Came across this article last night in my news reader: Catholic propaganda on the Enterprise. The author argues that there is a surprising pro-Christian (and in particular pro-Catholic) bent to Star Trek.
The argument is surprising, sickness especially since the author seems to ignore Gene Roddenberry’s zealous humanism, purchase which comes through in particular in the “sermons” of the captains, clinic particularly Picard (see “Who Watches the Watchers” and his speech in “Justice” for two prime examples). I would argue that the Star Trek universe doesn’t become comfortable with religion until DS9 (perhaps symptomatic of DS9’s post-Roddenberry status, as it tends to be the series that deals most directly with ideas that Roddenberry loathed, such as money and warriorhood), and even then, when it does explore religion, it does it through fictional religions (e.g., the Bajoran religion). Voyager has some flirtations with religion (think Chakotay and B’Elanna), but it seems to seems to see religion in light of customs and culture, rather than propositional truth.
The closest parallels to Christianity I would see in Star Trek would be in the TNG episode where Worf meets Kahless, the messianic figure of the Klingon religion having supposedly returned as he promised.
In terms of the author’s discussion of the original series (TOS), the reference to Captain Pike’s telepathic trip to hell on Talos IV is a stretch, seeing as how the Talosian Keeper referred to the vision of hell as being “From a fable you once heard in childhood.” Roddenberry seemed to go out of his way to (as the author correctly noted) set up “false gods,” but with the overarching message that all gods are (in his eyes) false. Anything that seems divine is a supercomputer (“The Apple”, “For the World is Hollow and I Have Touched the Sky”, “The Return of the Archons”), or an alien (“Who Mourns for Adonais?”, “Squire of Gothos”) that Kirk must reveal as a fraud with his mighty phaser.

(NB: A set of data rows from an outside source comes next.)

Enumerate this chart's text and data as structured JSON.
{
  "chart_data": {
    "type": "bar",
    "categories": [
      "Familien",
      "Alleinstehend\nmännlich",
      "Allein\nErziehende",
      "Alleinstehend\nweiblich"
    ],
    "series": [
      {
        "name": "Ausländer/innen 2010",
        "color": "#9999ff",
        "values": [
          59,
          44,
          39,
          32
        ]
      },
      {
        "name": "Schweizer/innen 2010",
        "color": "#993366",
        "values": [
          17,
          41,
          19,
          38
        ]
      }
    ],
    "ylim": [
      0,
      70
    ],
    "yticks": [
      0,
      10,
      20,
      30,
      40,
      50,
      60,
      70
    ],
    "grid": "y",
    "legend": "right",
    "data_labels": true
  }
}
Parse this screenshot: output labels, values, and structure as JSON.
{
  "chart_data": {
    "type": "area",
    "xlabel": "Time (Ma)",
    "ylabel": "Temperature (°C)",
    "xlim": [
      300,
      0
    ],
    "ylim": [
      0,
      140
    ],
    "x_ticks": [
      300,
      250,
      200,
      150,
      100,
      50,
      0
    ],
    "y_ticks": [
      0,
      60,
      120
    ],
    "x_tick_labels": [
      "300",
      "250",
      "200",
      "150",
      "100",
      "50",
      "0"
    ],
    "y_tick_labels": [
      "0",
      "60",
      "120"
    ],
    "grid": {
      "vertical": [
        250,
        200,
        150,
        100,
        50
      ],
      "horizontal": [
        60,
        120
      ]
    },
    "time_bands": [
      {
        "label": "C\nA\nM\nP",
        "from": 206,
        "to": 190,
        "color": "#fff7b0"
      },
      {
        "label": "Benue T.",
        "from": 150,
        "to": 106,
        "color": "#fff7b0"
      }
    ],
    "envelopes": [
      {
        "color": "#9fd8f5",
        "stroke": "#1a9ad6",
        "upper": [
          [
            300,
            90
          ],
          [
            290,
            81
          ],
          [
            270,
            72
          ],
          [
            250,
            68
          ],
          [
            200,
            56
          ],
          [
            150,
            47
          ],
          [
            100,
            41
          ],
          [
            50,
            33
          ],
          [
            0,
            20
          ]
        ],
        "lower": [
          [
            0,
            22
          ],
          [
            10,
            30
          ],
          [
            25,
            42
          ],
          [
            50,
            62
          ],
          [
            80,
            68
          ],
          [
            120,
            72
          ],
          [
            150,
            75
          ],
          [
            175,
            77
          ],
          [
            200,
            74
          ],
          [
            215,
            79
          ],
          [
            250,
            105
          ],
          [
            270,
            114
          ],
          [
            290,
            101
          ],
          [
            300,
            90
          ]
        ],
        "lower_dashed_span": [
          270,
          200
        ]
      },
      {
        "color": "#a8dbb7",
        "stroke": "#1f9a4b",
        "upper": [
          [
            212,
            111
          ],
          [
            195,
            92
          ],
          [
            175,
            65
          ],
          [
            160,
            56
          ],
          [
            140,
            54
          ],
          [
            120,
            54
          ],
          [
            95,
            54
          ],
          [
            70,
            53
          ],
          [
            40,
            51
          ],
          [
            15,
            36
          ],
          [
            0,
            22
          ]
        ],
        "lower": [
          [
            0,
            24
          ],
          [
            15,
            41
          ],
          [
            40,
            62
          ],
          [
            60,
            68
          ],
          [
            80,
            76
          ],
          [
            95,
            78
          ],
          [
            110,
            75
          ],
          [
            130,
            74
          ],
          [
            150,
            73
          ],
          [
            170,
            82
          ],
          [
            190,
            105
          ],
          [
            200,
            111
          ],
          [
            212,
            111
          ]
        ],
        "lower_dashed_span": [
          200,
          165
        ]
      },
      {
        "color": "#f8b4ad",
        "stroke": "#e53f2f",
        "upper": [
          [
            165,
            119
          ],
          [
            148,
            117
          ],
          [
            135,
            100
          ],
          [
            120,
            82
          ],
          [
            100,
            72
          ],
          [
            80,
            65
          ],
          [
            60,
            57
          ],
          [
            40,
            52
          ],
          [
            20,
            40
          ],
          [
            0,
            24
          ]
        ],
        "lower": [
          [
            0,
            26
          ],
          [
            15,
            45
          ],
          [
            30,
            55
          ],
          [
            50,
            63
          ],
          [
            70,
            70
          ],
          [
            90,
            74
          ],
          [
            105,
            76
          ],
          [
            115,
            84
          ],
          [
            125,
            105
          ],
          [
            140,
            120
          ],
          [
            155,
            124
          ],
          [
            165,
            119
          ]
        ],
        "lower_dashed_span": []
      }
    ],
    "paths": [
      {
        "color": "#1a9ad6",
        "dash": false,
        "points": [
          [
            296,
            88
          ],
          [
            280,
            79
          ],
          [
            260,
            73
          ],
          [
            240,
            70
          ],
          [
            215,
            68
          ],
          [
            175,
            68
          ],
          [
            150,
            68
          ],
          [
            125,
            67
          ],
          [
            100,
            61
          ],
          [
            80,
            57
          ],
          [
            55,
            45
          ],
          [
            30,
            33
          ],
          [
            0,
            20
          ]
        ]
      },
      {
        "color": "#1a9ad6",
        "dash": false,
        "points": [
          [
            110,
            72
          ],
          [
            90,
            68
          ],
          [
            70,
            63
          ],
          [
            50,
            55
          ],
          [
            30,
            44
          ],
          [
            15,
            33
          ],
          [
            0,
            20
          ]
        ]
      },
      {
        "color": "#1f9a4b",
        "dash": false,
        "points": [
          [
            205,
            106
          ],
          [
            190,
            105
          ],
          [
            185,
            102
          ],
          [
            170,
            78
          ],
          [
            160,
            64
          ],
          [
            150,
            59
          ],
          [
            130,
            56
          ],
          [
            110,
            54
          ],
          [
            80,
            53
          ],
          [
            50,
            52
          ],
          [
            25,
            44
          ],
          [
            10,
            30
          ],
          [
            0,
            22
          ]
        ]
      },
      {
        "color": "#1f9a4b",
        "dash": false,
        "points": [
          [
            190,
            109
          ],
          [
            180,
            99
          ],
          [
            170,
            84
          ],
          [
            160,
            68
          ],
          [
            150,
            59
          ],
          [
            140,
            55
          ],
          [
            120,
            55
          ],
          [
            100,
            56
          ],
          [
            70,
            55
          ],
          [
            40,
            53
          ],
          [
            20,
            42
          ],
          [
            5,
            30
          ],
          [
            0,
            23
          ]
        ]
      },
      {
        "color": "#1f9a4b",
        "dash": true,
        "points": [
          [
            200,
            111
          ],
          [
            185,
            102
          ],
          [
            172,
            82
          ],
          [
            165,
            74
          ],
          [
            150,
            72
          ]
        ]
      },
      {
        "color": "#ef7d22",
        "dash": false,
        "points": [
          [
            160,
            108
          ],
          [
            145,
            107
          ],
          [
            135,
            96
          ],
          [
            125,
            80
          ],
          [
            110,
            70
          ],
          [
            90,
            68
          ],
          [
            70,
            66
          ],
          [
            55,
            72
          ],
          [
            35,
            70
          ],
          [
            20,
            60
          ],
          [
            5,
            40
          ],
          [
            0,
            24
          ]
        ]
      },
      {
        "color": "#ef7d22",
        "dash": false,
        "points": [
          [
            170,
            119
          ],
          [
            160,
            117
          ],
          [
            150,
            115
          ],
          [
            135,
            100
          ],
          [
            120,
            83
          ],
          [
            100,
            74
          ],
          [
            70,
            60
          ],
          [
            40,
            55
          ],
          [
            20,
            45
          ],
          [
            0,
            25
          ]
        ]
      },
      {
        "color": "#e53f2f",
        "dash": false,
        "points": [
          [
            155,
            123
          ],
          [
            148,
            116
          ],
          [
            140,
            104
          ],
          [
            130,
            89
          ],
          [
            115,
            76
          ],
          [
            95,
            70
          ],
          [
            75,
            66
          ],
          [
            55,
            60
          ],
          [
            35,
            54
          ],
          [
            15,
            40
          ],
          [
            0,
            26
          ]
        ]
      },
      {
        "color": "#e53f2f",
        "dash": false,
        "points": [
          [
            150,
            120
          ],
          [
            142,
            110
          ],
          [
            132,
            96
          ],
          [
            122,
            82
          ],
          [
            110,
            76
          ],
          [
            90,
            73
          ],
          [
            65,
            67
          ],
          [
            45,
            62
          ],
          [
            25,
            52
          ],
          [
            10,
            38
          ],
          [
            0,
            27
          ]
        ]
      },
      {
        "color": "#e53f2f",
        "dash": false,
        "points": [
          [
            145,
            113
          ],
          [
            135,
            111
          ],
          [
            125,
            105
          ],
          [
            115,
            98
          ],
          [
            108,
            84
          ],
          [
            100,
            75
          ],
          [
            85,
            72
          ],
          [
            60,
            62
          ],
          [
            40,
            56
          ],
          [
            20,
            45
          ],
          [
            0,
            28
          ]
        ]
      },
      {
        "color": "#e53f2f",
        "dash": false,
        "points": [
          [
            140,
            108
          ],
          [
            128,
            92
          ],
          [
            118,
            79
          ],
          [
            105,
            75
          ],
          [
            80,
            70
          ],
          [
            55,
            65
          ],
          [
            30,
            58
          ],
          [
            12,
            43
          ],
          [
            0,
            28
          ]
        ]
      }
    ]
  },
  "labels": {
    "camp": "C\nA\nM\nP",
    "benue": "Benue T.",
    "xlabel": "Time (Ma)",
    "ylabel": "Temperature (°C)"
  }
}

The closest we get to a genuinely divine being in the Star Trek universe is Q, who clearly bears no resemblance to a Christian notion of God. Q is more like a Greek god: petty, capricious, egocentric, and driven by whim… even taking on the Zeusly role of attempting to impregnate a mortal woman (“The Q and the Grey”).
So, are there religious themes in Star Trek? Yes. Are they sufficiently Christian-friendly to support the author’s argument? Not so much.